2. A nova Lex Mercatoria
Em que pesem as discussões doutrinárias sobre a evolução e continuidade da Lex Mercatoria, entendendo parte da doutrina que a Lex Mercatoria teria desaparecido com o surgimento do Estado Moderno e dos movimentos de codificação, tendo sido absorvido pelo Estado a competência para solucionar questões revestidas de estraneidade, principalmente, pela aplicação das regras do Direito Privado Internacional, e outra parte, entendendo que a Lex Mercatoria jamais deixou de existir, certo é que, com o fenômeno da globalização e com o crescente descrédito das soluções propostas pelos Estados, seja de cunho material ou processual, a Lex Mercatoria voltou a se fortalecer de forma a que a doutrina não criasse objeção quanto ao surgimento de uma nova lei.

De forma mais discreta, a Lex Mercatoria veio tomando espaço no comercio internacional da mesma forma que o procedimento arbitral se firmou no cenário internacional de forma indispensável, sendo que se pode afirmar que as duas se fortaleceram pelos mesmos motivos, qual seja, a busca pela solução de conflitos de forma mais dinâmica e uma maior independência dos institutos, via de regra, engessados dos estados.

Assim, o tradicional dinamismo do comércio não poderia ficar dependente da produção normativa dos Estados, principalmente no que diz respeito a questões que envolvessem mais de uma soberania e, portanto, a necessidade de um “sobredireito”: o direito internacional privado, o qual tem a finalidade de determinar qual a lei aplicável ao caso, assim como a competência para julgar um caso de cunho internacional.

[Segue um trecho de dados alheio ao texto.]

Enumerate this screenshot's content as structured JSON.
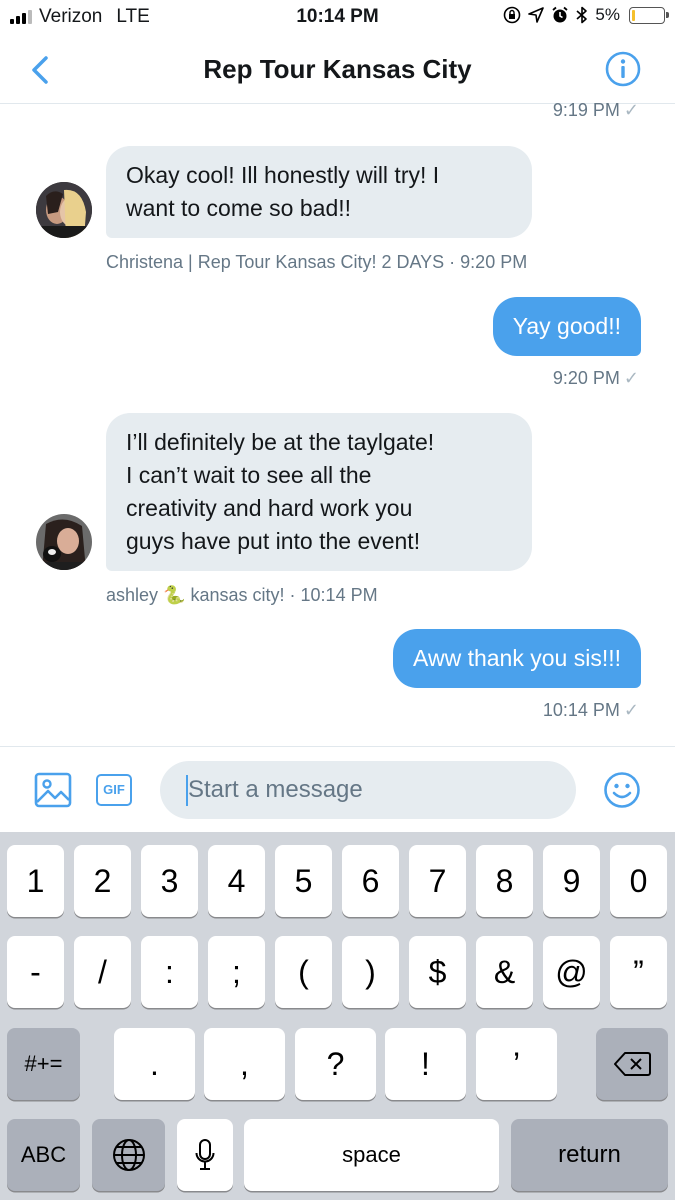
{
  "status_bar": {
    "carrier": "Verizon",
    "network": "LTE",
    "time": "10:14 PM",
    "battery": "5%",
    "battery_level": 0.05,
    "signal_bars": 3
  },
  "nav": {
    "title": "Rep Tour Kansas City",
    "back_icon": "chevron-left-icon",
    "info_icon": "info-icon",
    "accent": "#4aa1ec"
  },
  "messages": [
    {
      "time": "9:19 PM",
      "check": "✓"
    },
    {
      "text": "Okay cool! Ill honestly will try! I want to come so bad!!",
      "lines": [
        "Okay cool! Ill honestly will try! I",
        "want to come so bad!!"
      ],
      "sender": "Christena | Rep Tour Kansas City! 2 DAYS",
      "time": "9:20 PM"
    },
    {
      "text": "Yay good!!",
      "time": "9:20 PM",
      "check": "✓"
    },
    {
      "text": "I’ll definitely be at the taylgate! I can’t wait to see all the creativity and hard work you guys have put into the event!",
      "lines": [
        "I’ll definitely be at the taylgate!",
        "I can’t wait to see all the",
        "creativity and hard work you",
        "guys have put into the event!"
      ],
      "sender_before": "ashley",
      "sender_emoji": "🐍",
      "sender_after": "kansas city!",
      "time": "10:14 PM"
    },
    {
      "text": "Aww thank you sis!!!",
      "time": "10:14 PM",
      "check": "✓"
    }
  ],
  "composer": {
    "placeholder": "Start a message",
    "gif_label": "GIF",
    "image_icon": "image-icon",
    "emoji_icon": "smiley-icon"
  },
  "keyboard": {
    "row1": [
      "1",
      "2",
      "3",
      "4",
      "5",
      "6",
      "7",
      "8",
      "9",
      "0"
    ],
    "row2": [
      "-",
      "/",
      ":",
      ";",
      "(",
      ")",
      "$",
      "&",
      "@",
      "”"
    ],
    "row3_left": "#+=",
    "row3": [
      ".",
      ",",
      "?",
      "!",
      "’"
    ],
    "row4_left": "ABC",
    "space": "space",
    "return": "return"
  }
}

Ao contrário, a Lex Mercatoria, por não se originar de um sistema jurídico interno, não encontraria obstáculos derivados de regras cogentes e pouco flexíveis destes referidos sistemas.

Assim, a nova Lex Mercatoria, por não se confundir com o direito do comércio internacional, se reveste de alto dinamismo, uma vez que seu nascedouro se perfaz através da usos e costumes da prática do comércio internacional.

No entanto, os usos e costumes na Lex mercatoria se materializam de forma diferente que o usual, tornando-se, de fato, uma regra aceita pelos comerciantes, não apenas com a finalidade de serem criadas regras, mas sugerindo-as, através de contratos-tipo ou de regras formadas por entidades internacionais tais como a CISG [sigla em inglês da Convenção de Viena para Compra e Venda Internacional de Mercadorias, a qual Brasil ratificou em 2013] e a UNIDROIT [Instituto Internacional para a Unificação do Direito Privado, na sigla em inglês].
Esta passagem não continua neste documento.